サミュエルが二十歳、アシュリンは十八歳。二人は正式に婚姻をすませ、アシュリン・ガルシアとなっていた。
ある日のこと。アシュリンはサミュエルを伴い、オグマ国ケレース町を訪れていた。
「此処が君の町だったね」
「ええそうよ」
アシュリンは嘗て生まれ育った場所がどうなっているのかを、ずっと気にしていた。事件が一段落したら来ようと思っていたが、落ち着く迄色々あって訪れることがままならなかったのだ。
やっと時間が出来、夫を連れて初めての里帰り。一泊二日と泊まり掛けだ。
出発の日義兄であるテオドールからも「三・四日位ともう少しゆっくりしてきたら良いのに」と気遣ってもらった。
久し振りに歩く生まれ故郷に足を踏み入れると、懐かしい香りがした。子供達が走り回ってはしゃぐ声。焼き栗の甘い匂いが漂っている。
「変なの。私は生まれて十五年間は此処でずっと生きてきた筈なのに、別の知らない土地に来たみたい。それだけ町が変わったということなのかな」
アシュリンの実家があった場所は別の家が建っており、別の人間が住んでいた。生まれ育った場所が様変わりして少し寂しいが、時の流れを感じる。

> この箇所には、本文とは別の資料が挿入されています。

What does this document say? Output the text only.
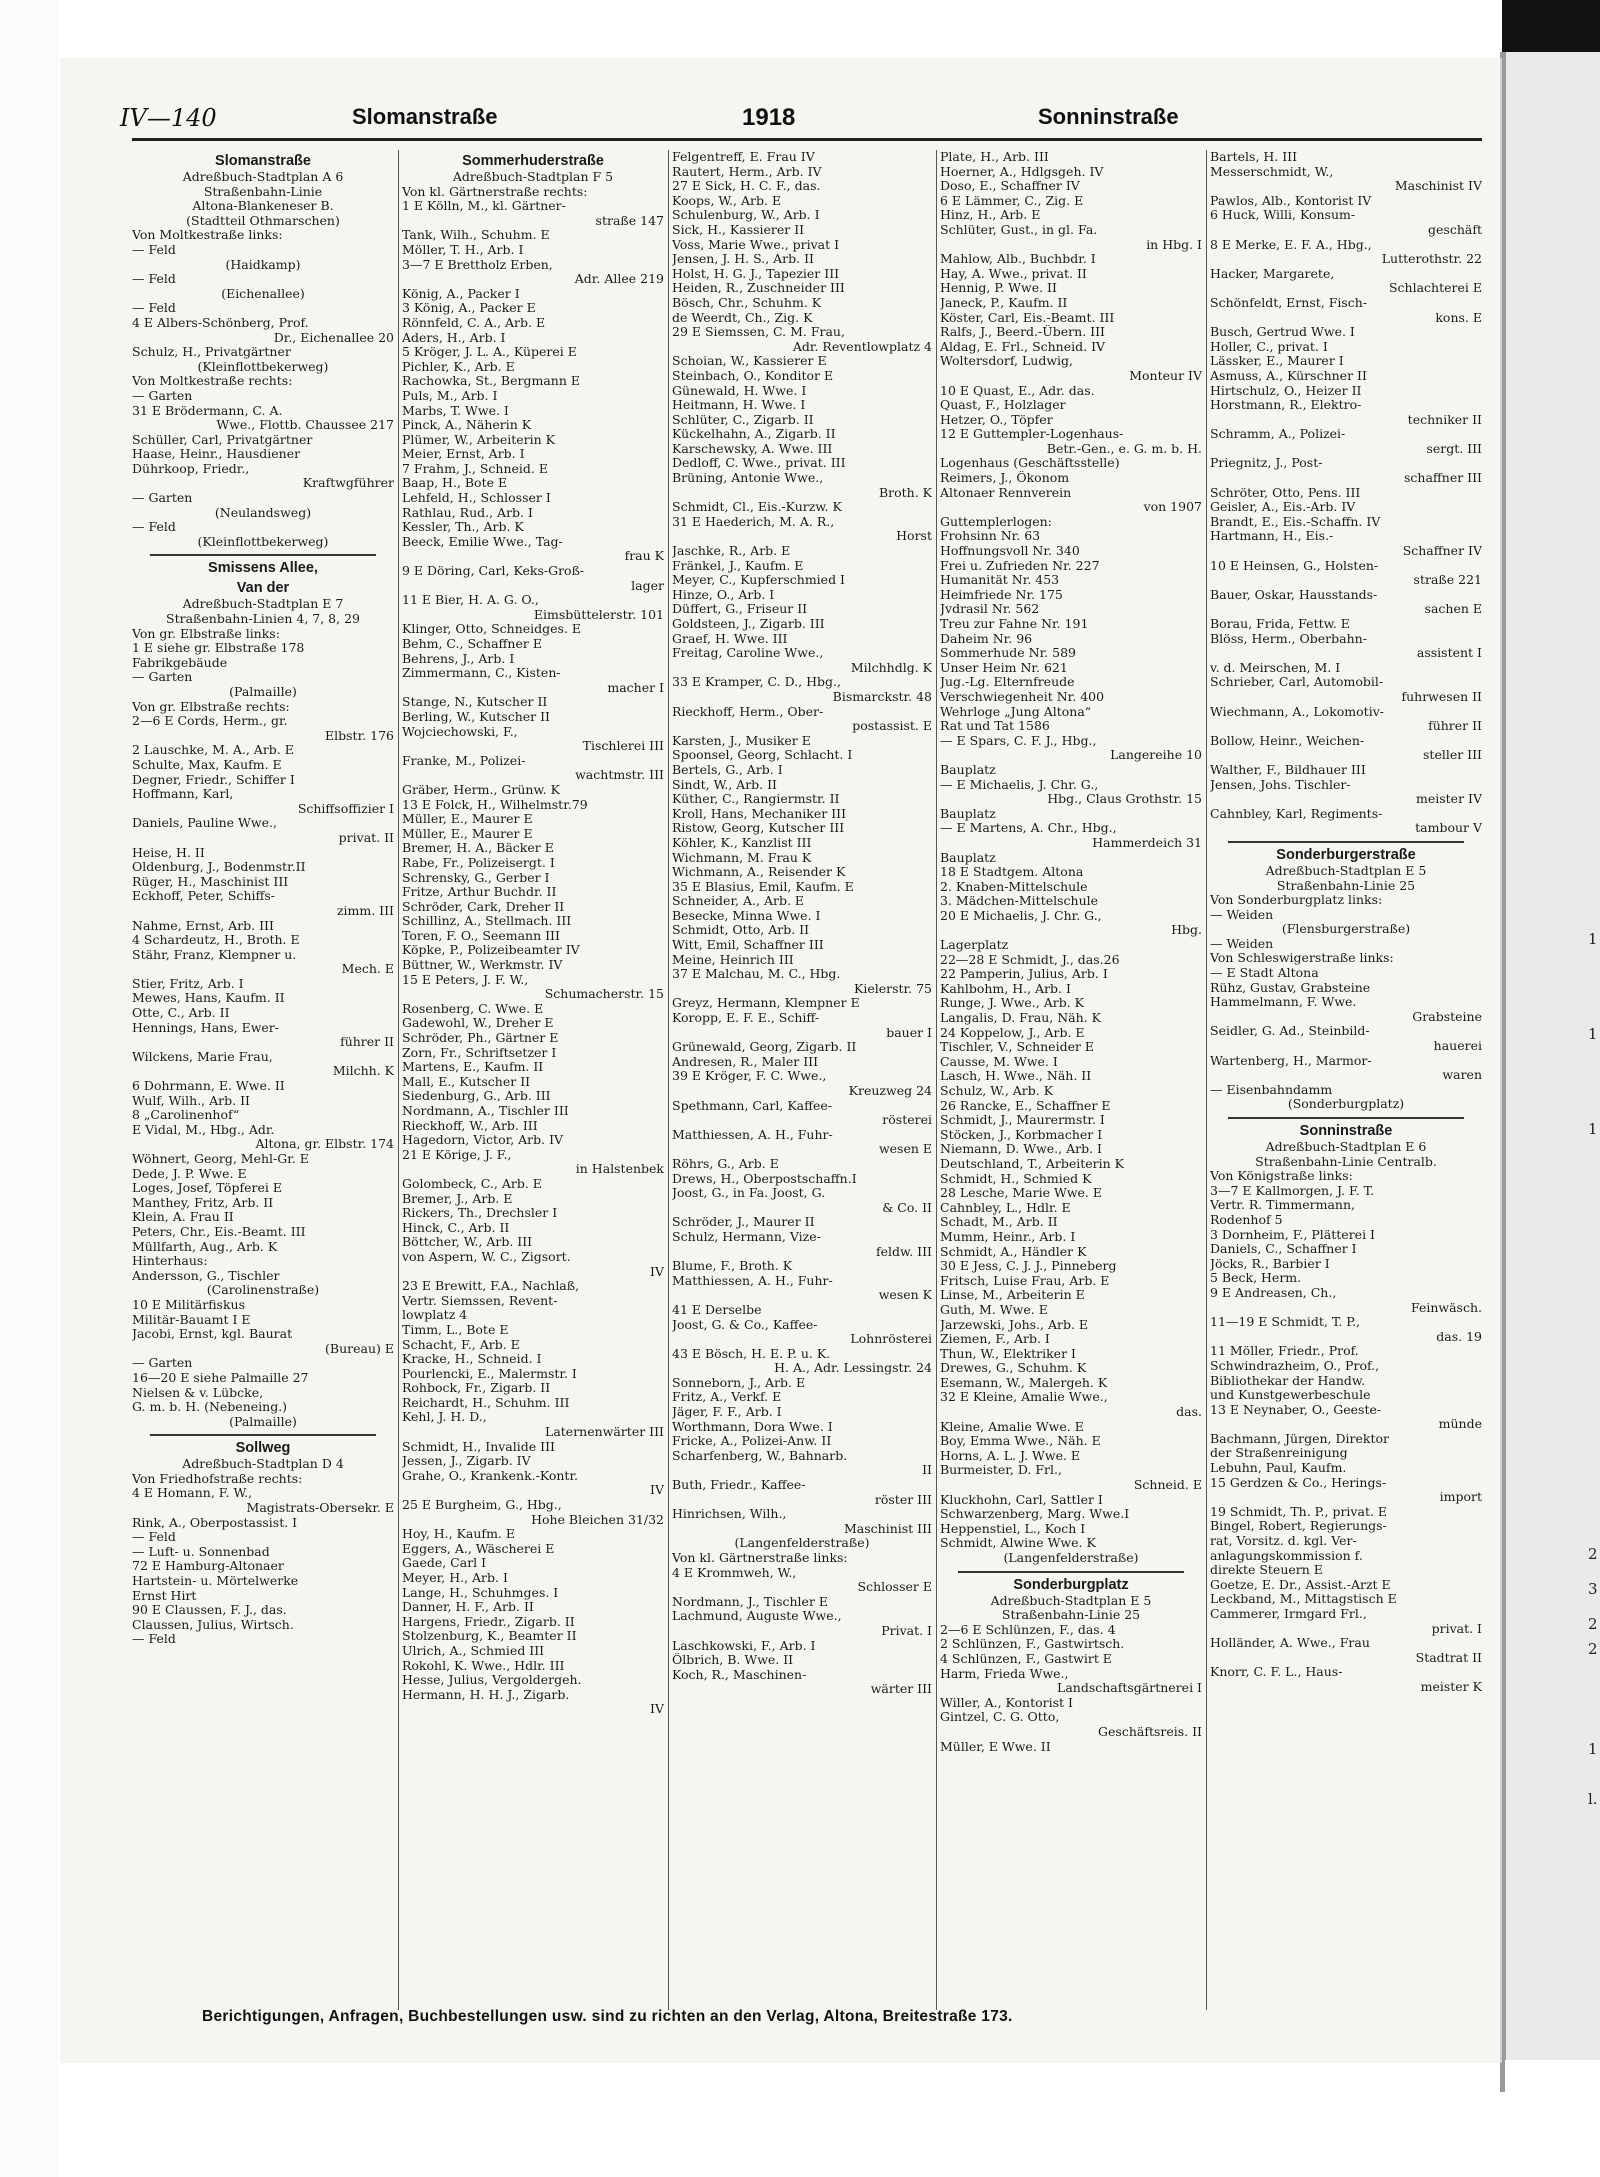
1
1
1
2
3
2
2
1
l.
IV—140	Slomanstraße	1918	Sonninstraße
Slomanstraße
Adreßbuch-Stadtplan A 6
Straßenbahn-Linie
Altona-Blankeneser B.
(Stadtteil Othmarschen)
Von Moltkestraße links:
— Feld
(Haidkamp)
— Feld
(Eichenallee)
— Feld
4 E Albers-Schönberg, Prof.
Dr., Eichenallee 20
Schulz, H., Privatgärtner
(Kleinflottbekerweg)
Von Moltkestraße rechts:
— Garten
31 E Brödermann, C. A.
Wwe., Flottb. Chaussee 217
Schüller, Carl, Privatgärtner
Haase, Heinr., Hausdiener
Dührkoop, Friedr.,
Kraftwgführer
— Garten
(Neulandsweg)
— Feld
(Kleinflottbekerweg)
Smissens Allee,
Van der
Adreßbuch-Stadtplan E 7
Straßenbahn-Linien 4, 7, 8, 29
Von gr. Elbstraße links:
1 E siehe gr. Elbstraße 178
Fabrikgebäude
— Garten
(Palmaille)
Von gr. Elbstraße rechts:
2—6 E Cords, Herm., gr.
Elbstr. 176
2 Lauschke, M. A., Arb. E
Schulte, Max, Kaufm. E
Degner, Friedr., Schiffer I
Hoffmann, Karl,
Schiffsoffizier I
Daniels, Pauline Wwe.,
privat. II
Heise, H. II
Oldenburg, J., Bodenmstr.II
Rüger, H., Maschinist III
Eckhoff, Peter, Schiffs-
zimm. III
Nahme, Ernst, Arb. III
4 Schardeutz, H., Broth. E
Stähr, Franz, Klempner u.
Mech. E
Stier, Fritz, Arb. I
Mewes, Hans, Kaufm. II
Otte, C., Arb. II
Hennings, Hans, Ewer-
führer II
Wilckens, Marie Frau,
Milchh. K
6 Dohrmann, E. Wwe. II
Wulf, Wilh., Arb. II
8 „Carolinenhof“
E Vidal, M., Hbg., Adr.
Altona, gr. Elbstr. 174
Wöhnert, Georg, Mehl-Gr. E
Dede, J. P. Wwe. E
Loges, Josef, Töpferei E
Manthey, Fritz, Arb. II
Klein, A. Frau II
Peters, Chr., Eis.-Beamt. III
Müllfarth, Aug., Arb. K
Hinterhaus:
Andersson, G., Tischler
(Carolinenstraße)
10 E Militärfiskus
Militär-Bauamt I E
Jacobi, Ernst, kgl. Baurat
(Bureau) E
— Garten
16—20 E siehe Palmaille 27
Nielsen & v. Lübcke,
G. m. b. H. (Nebeneing.)
(Palmaille)
Sollweg
Adreßbuch-Stadtplan D 4
Von Friedhofstraße rechts:
4 E Homann, F. W.,
Magistrats-Obersekr. E
Rink, A., Oberpostassist. I
— Feld
— Luft- u. Sonnenbad
72 E Hamburg-Altonaer
Hartstein- u. Mörtelwerke
Ernst Hirt
90 E Claussen, F. J., das.
Claussen, Julius, Wirtsch.
— Feld
Sommerhuderstraße
Adreßbuch-Stadtplan F 5
Von kl. Gärtnerstraße rechts:
1 E Kölln, M., kl. Gärtner-
straße 147
Tank, Wilh., Schuhm. E
Möller, T. H., Arb. I
3—7 E Brettholz Erben,
Adr. Allee 219
König, A., Packer I
3 König, A., Packer E
Rönnfeld, C. A., Arb. E
Aders, H., Arb. I
5 Kröger, J. L. A., Küperei E
Pichler, K., Arb. E
Rachowka, St., Bergmann E
Puls, M., Arb. I
Marbs, T. Wwe. I
Pinck, A., Näherin K
Plümer, W., Arbeiterin K
Meier, Ernst, Arb. I
7 Frahm, J., Schneid. E
Baap, H., Bote E
Lehfeld, H., Schlosser I
Rathlau, Rud., Arb. I
Kessler, Th., Arb. K
Beeck, Emilie Wwe., Tag-
frau K
9 E Döring, Carl, Keks-Groß-
lager
11 E Bier, H. A. G. O.,
Eimsbüttelerstr. 101
Klinger, Otto, Schneidges. E
Behm, C., Schaffner E
Behrens, J., Arb. I
Zimmermann, C., Kisten-
macher I
Stange, N., Kutscher II
Berling, W., Kutscher II
Wojciechowski, F.,
Tischlerei III
Franke, M., Polizei-
wachtmstr. III
Gräber, Herm., Grünw. K
13 E Folck, H., Wilhelmstr.79
Müller, E., Maurer E
Müller, E., Maurer E
Bremer, H. A., Bäcker E
Rabe, Fr., Polizeisergt. I
Schrensky, G., Gerber I
Fritze, Arthur Buchdr. II
Schröder, Cark, Dreher II
Schillinz, A., Stellmach. III
Toren, F. O., Seemann III
Köpke, P., Polizeibeamter IV
Büttner, W., Werkmstr. IV
15 E Peters, J. F. W.,
Schumacherstr. 15
Rosenberg, C. Wwe. E
Gadewohl, W., Dreher E
Schröder, Ph., Gärtner E
Zorn, Fr., Schriftsetzer I
Martens, E., Kaufm. II
Mall, E., Kutscher II
Siedenburg, G., Arb. III
Nordmann, A., Tischler III
Rieckhoff, W., Arb. III
Hagedorn, Victor, Arb. IV
21 E Körige, J. F.,
in Halstenbek
Golombeck, C., Arb. E
Bremer, J., Arb. E
Rickers, Th., Drechsler I
Hinck, C., Arb. II
Böttcher, W., Arb. III
von Aspern, W. C., Zigsort.
IV
23 E Brewitt, F.A., Nachlaß,
Vertr. Siemssen, Revent-
lowplatz 4
Timm, L., Bote E
Schacht, F., Arb. E
Kracke, H., Schneid. I
Pourlencki, E., Malermstr. I
Rohbock, Fr., Zigarb. II
Reichardt, H., Schuhm. III
Kehl, J. H. D.,
Laternenwärter III
Schmidt, H., Invalide III
Jessen, J., Zigarb. IV
Grahe, O., Krankenk.-Kontr.
IV
25 E Burgheim, G., Hbg.,
Hohe Bleichen 31/32
Hoy, H., Kaufm. E
Eggers, A., Wäscherei E
Gaede, Carl I
Meyer, H., Arb. I
Lange, H., Schuhmges. I
Danner, H. F., Arb. II
Hargens, Friedr., Zigarb. II
Stolzenburg, K., Beamter II
Ulrich, A., Schmied III
Rokohl, K. Wwe., Hdlr. III
Hesse, Julius, Vergoldergeh.
Hermann, H. H. J., Zigarb.
IV
Felgentreff, E. Frau IV
Rautert, Herm., Arb. IV
27 E Sick, H. C. F., das.
Koops, W., Arb. E
Schulenburg, W., Arb. I
Sick, H., Kassierer II
Voss, Marie Wwe., privat I
Jensen, J. H. S., Arb. II
Holst, H. G. J., Tapezier III
Heiden, R., Zuschneider III
Bösch, Chr., Schuhm. K
de Weerdt, Ch., Zig. K
29 E Siemssen, C. M. Frau,
Adr. Reventlowplatz 4
Schoian, W., Kassierer E
Steinbach, O., Konditor E
Günewald, H. Wwe. I
Heitmann, H. Wwe. I
Schlüter, C., Zigarb. II
Kückelhahn, A., Zigarb. II
Karschewsky, A. Wwe. III
Dedloff, C. Wwe., privat. III
Brüning, Antonie Wwe.,
Broth. K
Schmidt, Cl., Eis.-Kurzw. K
31 E Haederich, M. A. R.,
Horst
Jaschke, R., Arb. E
Fränkel, J., Kaufm. E
Meyer, C., Kupferschmied I
Hinze, O., Arb. I
Düffert, G., Friseur II
Goldsteen, J., Zigarb. III
Graef, H. Wwe. III
Freitag, Caroline Wwe.,
Milchhdlg. K
33 E Kramper, C. D., Hbg.,
Bismarckstr. 48
Rieckhoff, Herm., Ober-
postassist. E
Karsten, J., Musiker E
Spoonsel, Georg, Schlacht. I
Bertels, G., Arb. I
Sindt, W., Arb. II
Küther, C., Rangiermstr. II
Kroll, Hans, Mechaniker III
Ristow, Georg, Kutscher III
Köhler, K., Kanzlist III
Wichmann, M. Frau K
Wichmann, A., Reisender K
35 E Blasius, Emil, Kaufm. E
Schneider, A., Arb. E
Besecke, Minna Wwe. I
Schmidt, Otto, Arb. II
Witt, Emil, Schaffner III
Meine, Heinrich III
37 E Malchau, M. C., Hbg.
Kielerstr. 75
Greyz, Hermann, Klempner E
Koropp, E. F. E., Schiff-
bauer I
Grünewald, Georg, Zigarb. II
Andresen, R., Maler III
39 E Kröger, F. C. Wwe.,
Kreuzweg 24
Spethmann, Carl, Kaffee-
rösterei
Matthiessen, A. H., Fuhr-
wesen E
Röhrs, G., Arb. E
Drews, H., Oberpostschaffn.I
Joost, G., in Fa. Joost, G.
& Co. II
Schröder, J., Maurer II
Schulz, Hermann, Vize-
feldw. III
Blume, F., Broth. K
Matthiessen, A. H., Fuhr-
wesen K
41 E Derselbe
Joost, G. & Co., Kaffee-
Lohnrösterei
43 E Bösch, H. E. P. u. K.
H. A., Adr. Lessingstr. 24
Sonneborn, J., Arb. E
Fritz, A., Verkf. E
Jäger, F. F., Arb. I
Worthmann, Dora Wwe. I
Fricke, A., Polizei-Anw. II
Scharfenberg, W., Bahnarb.
II
Buth, Friedr., Kaffee-
röster III
Hinrichsen, Wilh.,
Maschinist III
(Langenfelderstraße)
Von kl. Gärtnerstraße links:
4 E Krommweh, W.,
Schlosser E
Nordmann, J., Tischler E
Lachmund, Auguste Wwe.,
Privat. I
Laschkowski, F., Arb. I
Ölbrich, B. Wwe. II
Koch, R., Maschinen-
wärter III
Plate, H., Arb. III
Hoerner, A., Hdlgsgeh. IV
Doso, E., Schaffner IV
6 E Lämmer, C., Zig. E
Hinz, H., Arb. E
Schlüter, Gust., in gl. Fa.
in Hbg. I
Mahlow, Alb., Buchbdr. I
Hay, A. Wwe., privat. II
Hennig, P. Wwe. II
Janeck, P., Kaufm. II
Köster, Carl, Eis.-Beamt. III
Ralfs, J., Beerd.-Übern. III
Aldag, E. Frl., Schneid. IV
Woltersdorf, Ludwig,
Monteur IV
10 E Quast, E., Adr. das.
Quast, F., Holzlager
Hetzer, O., Töpfer
12 E Guttempler-Logenhaus-
Betr.-Gen., e. G. m. b. H.
Logenhaus (Geschäftsstelle)
Reimers, J., Ökonom
Altonaer Rennverein
von 1907
Guttemplerlogen:
Frohsinn Nr. 63
Hoffnungsvoll Nr. 340
Frei u. Zufrieden Nr. 227
Humanität Nr. 453
Heimfriede Nr. 175
Jvdrasil Nr. 562
Treu zur Fahne Nr. 191
Daheim Nr. 96
Sommerhude Nr. 589
Unser Heim Nr. 621
Jug.-Lg. Elternfreude
Verschwiegenheit Nr. 400
Wehrloge „Jung Altona“
Rat und Tat 1586
— E Spars, C. F. J., Hbg.,
Langereihe 10
Bauplatz
— E Michaelis, J. Chr. G.,
Hbg., Claus Grothstr. 15
Bauplatz
— E Martens, A. Chr., Hbg.,
Hammerdeich 31
Bauplatz
18 E Stadtgem. Altona
2. Knaben-Mittelschule
3. Mädchen-Mittelschule
20 E Michaelis, J. Chr. G.,
Hbg.
Lagerplatz
22—28 E Schmidt, J., das.26
22 Pamperin, Julius, Arb. I
Kahlbohm, H., Arb. I
Runge, J. Wwe., Arb. K
Langalis, D. Frau, Näh. K
24 Koppelow, J., Arb. E
Tischler, V., Schneider E
Causse, M. Wwe. I
Lasch, H. Wwe., Näh. II
Schulz, W., Arb. K
26 Rancke, E., Schaffner E
Schmidt, J., Maurermstr. I
Stöcken, J., Korbmacher I
Niemann, D. Wwe., Arb. I
Deutschland, T., Arbeiterin K
Schmidt, H., Schmied K
28 Lesche, Marie Wwe. E
Cahnbley, L., Hdlr. E
Schadt, M., Arb. II
Mumm, Heinr., Arb. I
Schmidt, A., Händler K
30 E Jess, C. J. J., Pinneberg
Fritsch, Luise Frau, Arb. E
Linse, M., Arbeiterin E
Guth, M. Wwe. E
Jarzewski, Johs., Arb. E
Ziemen, F., Arb. I
Thun, W., Elektriker I
Drewes, G., Schuhm. K
Esemann, W., Malergeh. K
32 E Kleine, Amalie Wwe.,
das.
Kleine, Amalie Wwe. E
Boy, Emma Wwe., Näh. E
Horns, A. L. J. Wwe. E
Burmeister, D. Frl.,
Schneid. E
Kluckhohn, Carl, Sattler I
Schwarzenberg, Marg. Wwe.I
Heppenstiel, L., Koch I
Schmidt, Alwine Wwe. K
(Langenfelderstraße)
Sonderburgplatz
Adreßbuch-Stadtplan E 5
Straßenbahn-Linie 25
2—6 E Schlünzen, F., das. 4
2 Schlünzen, F., Gastwirtsch.
4 Schlünzen, F., Gastwirt E
Harm, Frieda Wwe.,
Landschaftsgärtnerei I
Willer, A., Kontorist I
Gintzel, C. G. Otto,
Geschäftsreis. II
Müller, E Wwe. II
Bartels, H. III
Messerschmidt, W.,
Maschinist IV
Pawlos, Alb., Kontorist IV
6 Huck, Willi, Konsum-
geschäft
8 E Merke, E. F. A., Hbg.,
Lutterothstr. 22
Hacker, Margarete,
Schlachterei E
Schönfeldt, Ernst, Fisch-
kons. E
Busch, Gertrud Wwe. I
Holler, C., privat. I
Lässker, E., Maurer I
Asmuss, A., Kürschner II
Hirtschulz, O., Heizer II
Horstmann, R., Elektro-
techniker II
Schramm, A., Polizei-
sergt. III
Priegnitz, J., Post-
schaffner III
Schröter, Otto, Pens. III
Geisler, A., Eis.-Arb. IV
Brandt, E., Eis.-Schaffn. IV
Hartmann, H., Eis.-
Schaffner IV
10 E Heinsen, G., Holsten-
straße 221
Bauer, Oskar, Hausstands-
sachen E
Borau, Frida, Fettw. E
Blöss, Herm., Oberbahn-
assistent I
v. d. Meirschen, M. I
Schrieber, Carl, Automobil-
fuhrwesen II
Wiechmann, A., Lokomotiv-
führer II
Bollow, Heinr., Weichen-
steller III
Walther, F., Bildhauer III
Jensen, Johs. Tischler-
meister IV
Cahnbley, Karl, Regiments-
tambour V
Sonderburgerstraße
Adreßbuch-Stadtplan E 5
Straßenbahn-Linie 25
Von Sonderburgplatz links:
— Weiden
(Flensburgerstraße)
— Weiden
Von Schleswigerstraße links:
— E Stadt Altona
Rühz, Gustav, Grabsteine
Hammelmann, F. Wwe.
Grabsteine
Seidler, G. Ad., Steinbild-
hauerei
Wartenberg, H., Marmor-
waren
— Eisenbahndamm
(Sonderburgplatz)
Sonninstraße
Adreßbuch-Stadtplan E 6
Straßenbahn-Linie Centralb.
Von Königstraße links:
3—7 E Kallmorgen, J. F. T.
Vertr. R. Timmermann,
Rodenhof 5
3 Dornheim, F., Plätterei I
Daniels, C., Schaffner I
Jöcks, R., Barbier I
5 Beck, Herm.
9 E Andreasen, Ch.,
Feinwäsch.
11—19 E Schmidt, T. P.,
das. 19
11 Möller, Friedr., Prof.
Schwindrazheim, O., Prof.,
Bibliothekar der Handw.
und Kunstgewerbeschule
13 E Neynaber, O., Geeste-
münde
Bachmann, Jürgen, Direktor
der Straßenreinigung
Lebuhn, Paul, Kaufm.
15 Gerdzen & Co., Herings-
import
19 Schmidt, Th. P., privat. E
Bingel, Robert, Regierungs-
rat, Vorsitz. d. kgl. Ver-
anlagungskommission f.
direkte Steuern E
Goetze, E. Dr., Assist.-Arzt E
Leckband, M., Mittagstisch E
Cammerer, Irmgard Frl.,
privat. I
Holländer, A. Wwe., Frau
Stadtrat II
Knorr, C. F. L., Haus-
meister K
Berichtigungen, Anfragen, Buchbestellungen usw. sind zu richten an den Verlag, Altona, Breitestraße 173.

――それでも、私は生きている。かけがえの無い夫と共に、新たな人生を共にしている。此処とは違うけど、自分が存在出来る新たな場所がある。
「――此処か。あの頃が懐かしいな」
「そうね。もう十年前になるのかな。あの頃貴方はまだ小さな龍だった。私が抱っこ出来る犬位の大きさだったわね」
熱を出して行き倒れていたサミュエルを家に連れ、一週間程介抱した。そんなこともあった。あの頃はまさか出会った龍族の子と伴侶になるとは思ってもいなかった。数奇な運命を感じる。
二人でそんな話しをしていると、誰かの声が聞こえた。
「アーリー? アシュリンなの!?」
アシュリンが振り返ると、彼女と同い年位の若い娘が立っていた。旧友の姿を認めた瑠璃色の瞳が輝いた。
「サーシャ! サーシャね! 久し振り!!」
アシュリンは懐かしい旧友との再会に喜びの声を上げる。アシュリンもサーシャと呼ばれた娘も互いに駆け寄って来てきゃあきゃあと黄色い声を上げてはしゃいだ。若い女性の声で場の空気が一気に明るくなる。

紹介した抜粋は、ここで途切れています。